Maxwell Wang
MD/PhD Student, Univ. of Pittsburgh & Carnegie Mellon Univ.
PhD, Machine Learning (School of Computer Science), CMU
PhD, Neural Computation (Neuroscience Institute), CMU

Hertz Fellow, 2020

Google Scholar

Hello! My name is Maxwell Wang, former electrical engineer, now medical student interested in dynamical systems and neuromodulation. I recently received my PhD from Carnegie Mellon University joint between the Machine Learning Department and Neural Computation in spring, 2023 under the mentorship of Profs. Avniel Ghuman, Rob Kass, and Mark Richardson. My thesis focused on dynamical systems learning (Koopman operators learned via recurrent neural networks) and long-term brain dynamics (continuous analysis of intracranial recordings over days to weeks). My dream is to move away from coarse symptom-focused definitions of neurological/psychiatric disease and instead learn how to highlight the abnormal dynamical patterns of neural activity underlying them. 

Current news

My main thesis work is currently under review, working version of the manuscript can be found at https://drive.google.com/file/d/1B4OQsLtmRr5jbRsAUtaFlxpLHtJPH3_p/view?usp=sharing.

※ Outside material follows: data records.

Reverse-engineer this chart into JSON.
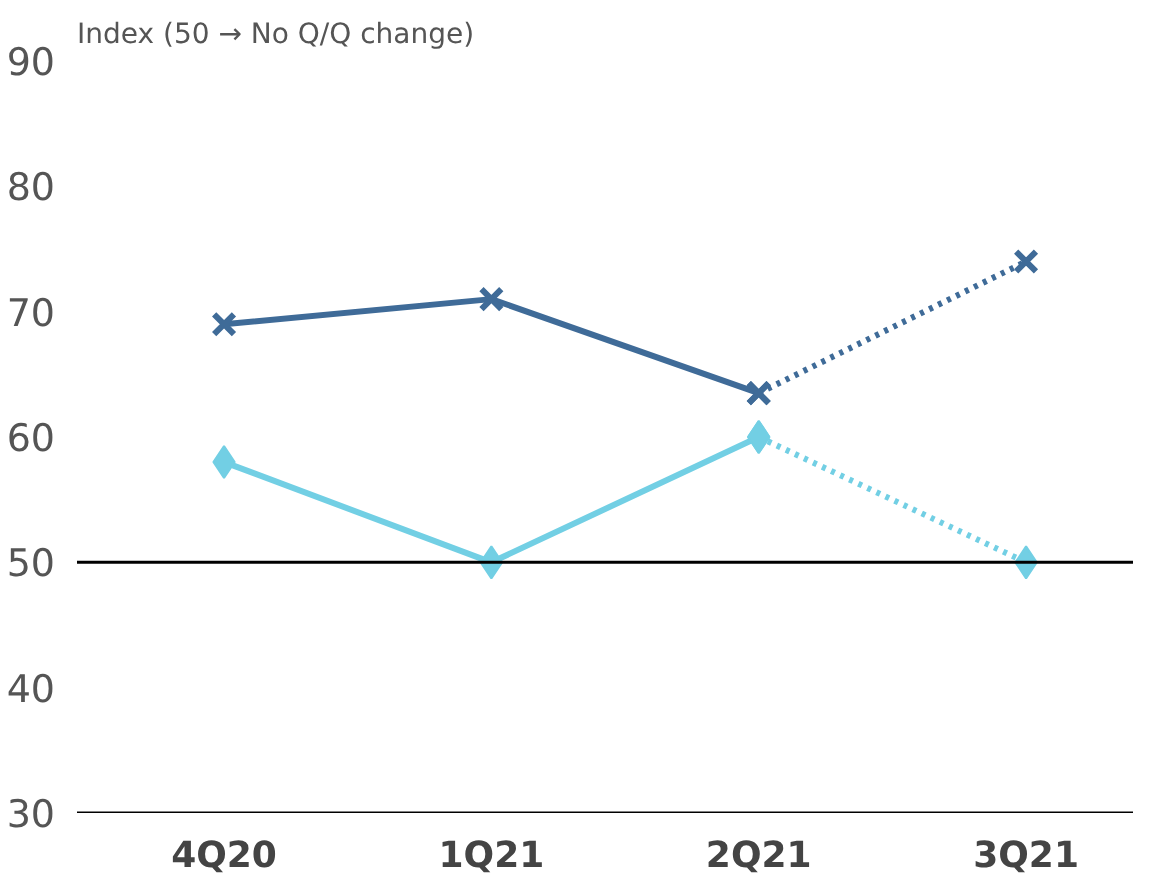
{
  "chart_data": {
    "type": "line",
    "ylabel": "Index (50 → No Q/Q change)",
    "categories": [
      "4Q20",
      "1Q21",
      "2Q21",
      "3Q21"
    ],
    "series": [
      {
        "color": "#3f6b98",
        "values": [
          69,
          71,
          63.5,
          null
        ],
        "marker": "cross",
        "line_style": "solid"
      },
      {
        "color": "#3f6b98",
        "values": [
          null,
          null,
          63.5,
          74
        ],
        "marker": "cross",
        "line_style": "dotted"
      },
      {
        "color": "#72cfe4",
        "values": [
          58,
          50,
          60,
          null
        ],
        "marker": "diamond",
        "line_style": "solid"
      },
      {
        "color": "#72cfe4",
        "values": [
          null,
          null,
          60,
          50
        ],
        "marker": "diamond",
        "line_style": "dotted"
      }
    ],
    "ylim": [
      30,
      90
    ],
    "yticks": [
      30,
      40,
      50,
      60,
      70,
      80,
      90
    ],
    "ref_lines": [
      {
        "axis": "y",
        "value": 50,
        "color": "#000000"
      }
    ],
    "grid": false
  }
}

Part of the work has been profiled at MIT Technology Review (https://www.technologyreview.com/2023/02/07/1067951/brains-week-order-chaos/). 

About me

I originally learned applied math from the University of Illinois, Urbana-Champaign by taking classes during middle/high school through Prof. Jerry Uhl's Calculus and Mathematica curriculum. After dropping out of high school, I attended Washington Univ. in St. Louis on a full-ride scholarship and graduated early from their electrical engineering program in spring, 2016. Before graduate school, my previous research had focused on controlling networks of autonomous unmanned aerial vehicles (MIT CSAIL), structural brain connectomics and graph theory (UCSF/UCB), and functional brain responses to antidepressants (Pitt). I am currently finishing up medical school at Pitt (expected graduation date Dec. 2024).